Os resultados foram tão consistentes que os pesquisadores concluíram: o daraxonrasib deve se tornar o novo padrão de tratamento para pacientes com câncer de pâncreas avançado que não responderam à primeira linha de quimioterapia.
Por que este avanço é histórico
O câncer de pâncreas é conhecido por ser um dos mais agressivos e resistentes. Mais de 90% dos casos envolvem mutações na proteína RAS, considerada por anos como “undruggable” — impossível de ser bloqueada por medicamentos.
O daraxonrasib conseguiu superar essa barreira, atuando diretamente nessa mutação que impulsiona o crescimento descontrolado das células tumorais.
Stephen Stefani, oncologista brasileiro presente no evento, resumiu o sentimento da plateia:
“Raramente celebramos um medicamento com esse perfil: baixa toxicidade, impacto real em sobrevida e um mecanismo inédito para essa doença. O aplauso em pé foi merecido.”
Impacto no Brasil
No Brasil, o câncer de pâncreas causa cerca de 13 mil novos diagnósticos por ano, com mortalidade superior a 90% nos casos metastáticos. A sobrevida em cinco anos para a forma avançada é de apenas 3%.
A aprovação da daraxonrasib pela FDA (EUA) deve ocorrer em breve, com status prioritário. No Brasil, o caminho é mais longo: a Anvisa ainda precisará analisar o pedido, e a incorporação pelo SUS ou planos de saúde depende de negociação de preço.
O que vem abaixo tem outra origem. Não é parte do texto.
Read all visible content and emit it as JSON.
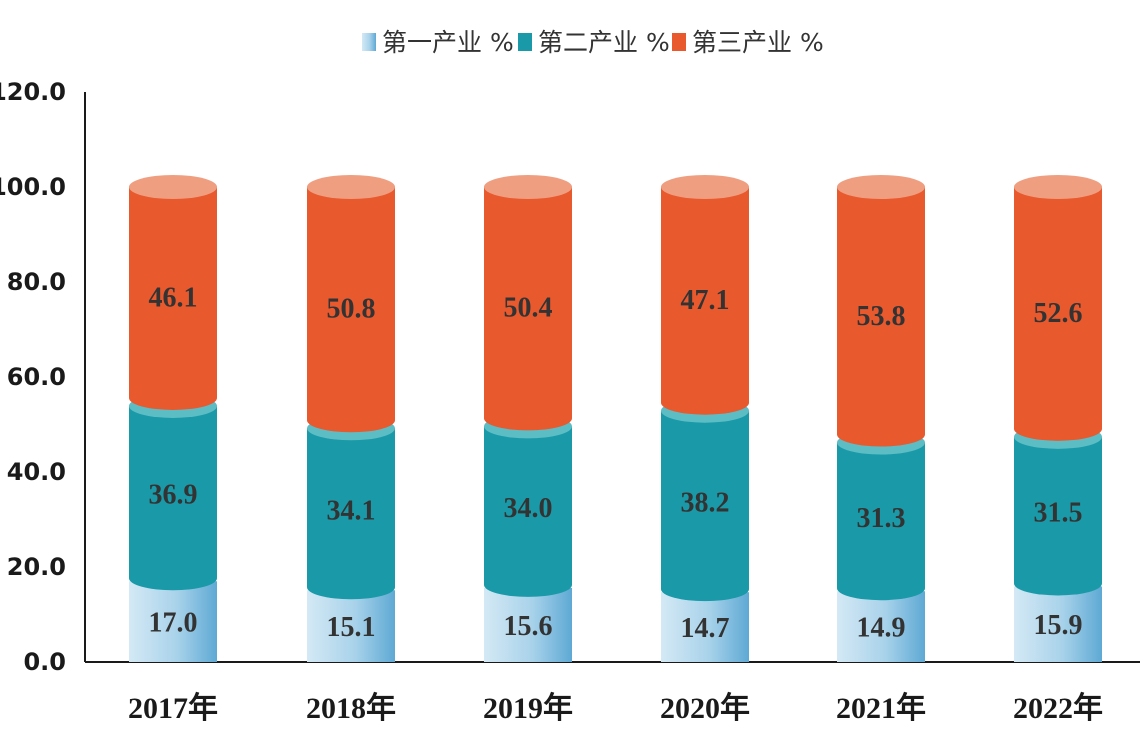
{
  "chart_data": {
    "type": "bar",
    "stacked": true,
    "title": "",
    "xlabel": "",
    "ylabel": "",
    "ylim": [
      0,
      120
    ],
    "yticks": [
      "0.0",
      "20.0",
      "40.0",
      "60.0",
      "80.0",
      "100.0",
      "120.0"
    ],
    "categories": [
      "2017年",
      "2018年",
      "2019年",
      "2020年",
      "2021年",
      "2022年"
    ],
    "legend_position": "top-center",
    "grid": false,
    "series": [
      {
        "name": "第一产业 %",
        "values": [
          17.0,
          15.1,
          15.6,
          14.7,
          14.9,
          15.9
        ],
        "labels": [
          "17.0",
          "15.1",
          "15.6",
          "14.7",
          "14.9",
          "15.9"
        ],
        "color": "#8fc4e3"
      },
      {
        "name": "第二产业 %",
        "values": [
          36.9,
          34.1,
          34.0,
          38.2,
          31.3,
          31.5
        ],
        "labels": [
          "36.9",
          "34.1",
          "34.0",
          "38.2",
          "31.3",
          "31.5"
        ],
        "color": "#1a9aa8"
      },
      {
        "name": "第三产业 %",
        "values": [
          46.1,
          50.8,
          50.4,
          47.1,
          53.8,
          52.6
        ],
        "labels": [
          "46.1",
          "50.8",
          "50.4",
          "47.1",
          "53.8",
          "52.6"
        ],
        "color": "#e8592e"
      }
    ]
  }
}
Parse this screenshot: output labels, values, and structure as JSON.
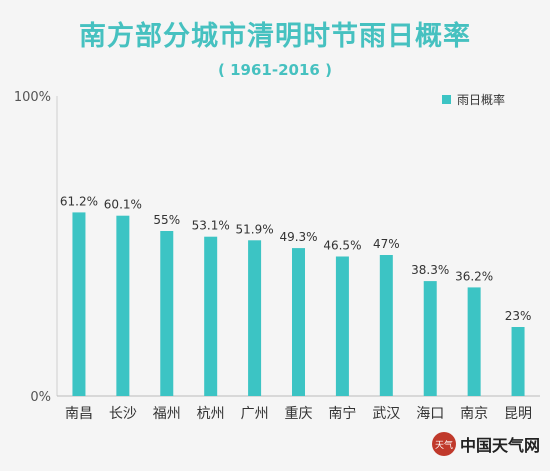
{
  "chart_data": {
    "type": "bar",
    "title": "南方部分城市清明时节雨日概率",
    "subtitle": "( 1961-2016 )",
    "categories": [
      "南昌",
      "长沙",
      "福州",
      "杭州",
      "广州",
      "重庆",
      "南宁",
      "武汉",
      "海口",
      "南京",
      "昆明"
    ],
    "series": [
      {
        "name": "雨日概率",
        "values": [
          61.2,
          60.1,
          55,
          53.1,
          51.9,
          49.3,
          46.5,
          47,
          38.3,
          36.2,
          23
        ],
        "labels": [
          "61.2%",
          "60.1%",
          "55%",
          "53.1%",
          "51.9%",
          "49.3%",
          "46.5%",
          "47%",
          "38.3%",
          "36.2%",
          "23%"
        ]
      }
    ],
    "ylim": [
      0,
      100
    ],
    "yticks": [
      "0%",
      "100%"
    ],
    "legend": "top-right",
    "grid": false,
    "bar_color": "#3cc4c4"
  },
  "watermark": {
    "logo_text": "天气",
    "text": "中国天气网"
  }
}
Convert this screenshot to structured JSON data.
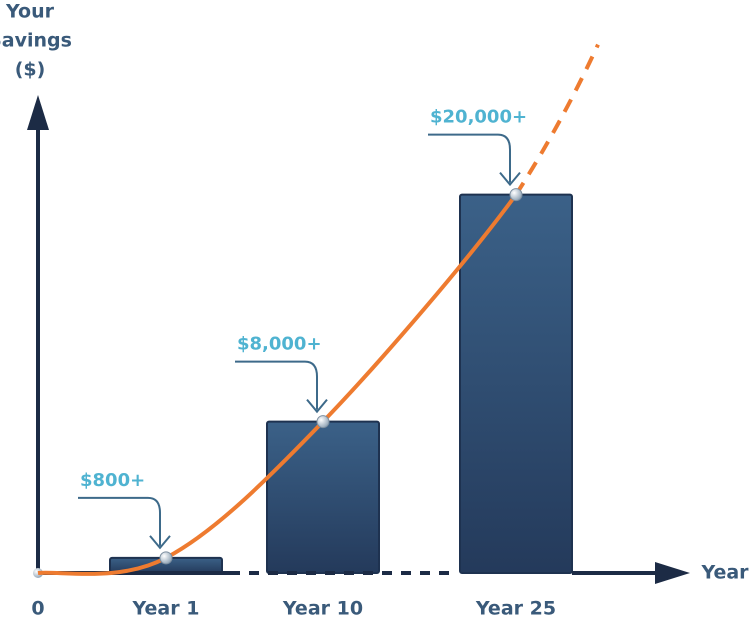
{
  "chart_data": {
    "type": "bar",
    "ylabel": [
      "Your",
      "Savings",
      "($)"
    ],
    "xlabel": "Year",
    "categories": [
      "Year 1",
      "Year 10",
      "Year 25"
    ],
    "values": [
      800,
      8000,
      20000
    ],
    "value_labels": [
      "$800+",
      "$8,000+",
      "$20,000+"
    ],
    "color": "#2f4d73",
    "line_color": "#ee7b30",
    "ylim": [
      0,
      25000
    ],
    "yticks": [
      0
    ]
  }
}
Enquanto isso, o acesso compassivo já é possível em alguns casos nos Estados Unidos.
Um marco na luta contra o câncer
O que começou como um comprimido promissor em dados preliminares se consolidou como um dos maiores avanços recentes na oncologia. Para milhares de pacientes e famílias que enfrentam essa doença devastadora, o daraxonrasib representa algo que há muito não se via: esperança concreta.
A ciência, mais uma vez, mostrou que o “impossível” pode durar apenas até a próxima grande descoberta.